Il y a dix ans, Jeanne-Claude, la femme, la complice, l’artiste associée d’une vie, meurt d’une rupture d’anévrisme. En solo, Christo poursuit leur œuvre – un art de l’environnement in situ qui crée des images uniques -, les signant toujours de leurs deux noms accolés. «Sur 47 projets, nous en avons réalisé 23», dit-il, manière d’indiquer leur complexité. Il en ajourne certains (Over the River, l’empaquetage d’un segment de la rivière Arkansas dans le Colorado), en suspend d’autres (The Mastaba, la construction d’une pyramide en barils de pétrole dans le désert d’Abu Dhabi), en concrétise un troisième, et pas des moindres. Soit l’empaquetage de l’Arc de triomphe, édifice hautement symbolique, du 19 septembre au 4 octobre prochain, requérant 25.000 mètres carrés de tissus et 7000 mètres de cordes.

Le credo de Christo

En prélude à cet événement, qui intervient trente-cinq ans après l’empaquetage du Pont-Neuf, le Centre Pompidou, à Paris, rend hommage aux sept années parisiennes du couple. L’exposition «Christo et Jeanne-Claude. Paris !» (1) est construite en deux temps. D’une part, elle évoque en 80 œuvres le travail de l’artiste qui s’affranchit de la surface du tableau, empaquette des objets du quotidien et élabore des projets dans l’espace public. De l’autre, elle rend compte avec trois cents pièces de toutes les étapes de l’œuvre monumentale The Pont-Neuf Wrapped.
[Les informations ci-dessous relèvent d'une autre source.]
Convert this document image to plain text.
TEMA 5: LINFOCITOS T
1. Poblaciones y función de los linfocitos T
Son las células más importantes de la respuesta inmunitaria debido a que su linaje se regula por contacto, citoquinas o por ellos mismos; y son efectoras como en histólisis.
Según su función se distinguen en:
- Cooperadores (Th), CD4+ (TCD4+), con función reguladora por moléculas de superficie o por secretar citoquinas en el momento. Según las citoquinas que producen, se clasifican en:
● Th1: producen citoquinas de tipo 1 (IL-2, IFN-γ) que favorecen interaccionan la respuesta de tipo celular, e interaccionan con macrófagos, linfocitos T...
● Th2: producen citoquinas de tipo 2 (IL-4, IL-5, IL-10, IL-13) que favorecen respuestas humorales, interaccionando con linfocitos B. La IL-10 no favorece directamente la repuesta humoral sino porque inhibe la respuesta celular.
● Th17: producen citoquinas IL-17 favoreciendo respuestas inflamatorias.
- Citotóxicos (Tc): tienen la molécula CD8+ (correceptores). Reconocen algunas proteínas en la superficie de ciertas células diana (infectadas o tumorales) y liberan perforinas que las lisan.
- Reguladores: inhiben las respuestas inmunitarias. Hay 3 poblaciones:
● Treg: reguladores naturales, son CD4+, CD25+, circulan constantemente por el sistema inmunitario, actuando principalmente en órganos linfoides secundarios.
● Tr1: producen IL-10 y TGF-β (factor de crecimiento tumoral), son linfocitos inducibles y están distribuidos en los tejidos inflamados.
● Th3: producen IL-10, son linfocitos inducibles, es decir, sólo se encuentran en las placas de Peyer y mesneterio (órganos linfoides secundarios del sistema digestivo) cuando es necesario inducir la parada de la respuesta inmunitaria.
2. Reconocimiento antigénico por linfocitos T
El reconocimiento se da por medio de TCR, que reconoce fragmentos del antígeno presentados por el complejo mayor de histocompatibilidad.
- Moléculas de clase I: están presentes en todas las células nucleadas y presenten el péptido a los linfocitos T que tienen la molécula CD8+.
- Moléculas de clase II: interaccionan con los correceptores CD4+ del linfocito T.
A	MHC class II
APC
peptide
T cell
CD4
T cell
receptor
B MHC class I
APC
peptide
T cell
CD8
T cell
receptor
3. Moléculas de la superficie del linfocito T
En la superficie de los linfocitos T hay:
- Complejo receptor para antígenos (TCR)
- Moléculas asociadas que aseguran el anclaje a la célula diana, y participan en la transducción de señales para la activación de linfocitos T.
En 1985, Christo emballé le Pont-neuf. Le projet requiert 40.000 m2 de toile, 12 tonnes de câbles d’acier et l’intervention de 300 professionnels spécialisés dirigés par 12 ingénieurs.

«Nos projets sont proches de l’architecture, explique Christo. Chacun développe son identité et son pouvoir pendant le processus de permission». Partant de là, le couple a toujours refusé les commandes. L’autofinancement est un point essentiel de son travail, le manifeste de sa liberté. Autre point fort, l’esthétique, toujours au rendez-vous. Les îles de Miami ceintes de fuchsia étaient leurs Nymphéas, les drapés d’antan tournaient autour de la sculpture, la barricade de barils rue Visconti, à Paris, une réponse poétique au mur de Berlin. «Tous nos projets sont des projets de saison. Ce sont des œuvres temporaires d’une durée de quinze ou seize jours, comportant trois week-ends afin que le plus de spectateurs puissent les voir». Gravées dans nos mémoires, elles invitent à voir autrement, suggèrent en cachant… Joie, plaisir et beauté, tel est le credo de Christo.

(1) L’exposition «Christo et Jeanne-Claude. Paris !», du 18 mars au 15 juin, au Centre Pompidou, à Paris. centrepompidou.fr
À lire : Christo and Jeanne-Claude, de Paul Goldberger et Wolfgang Volz, Taschen, 616 pages, 150€.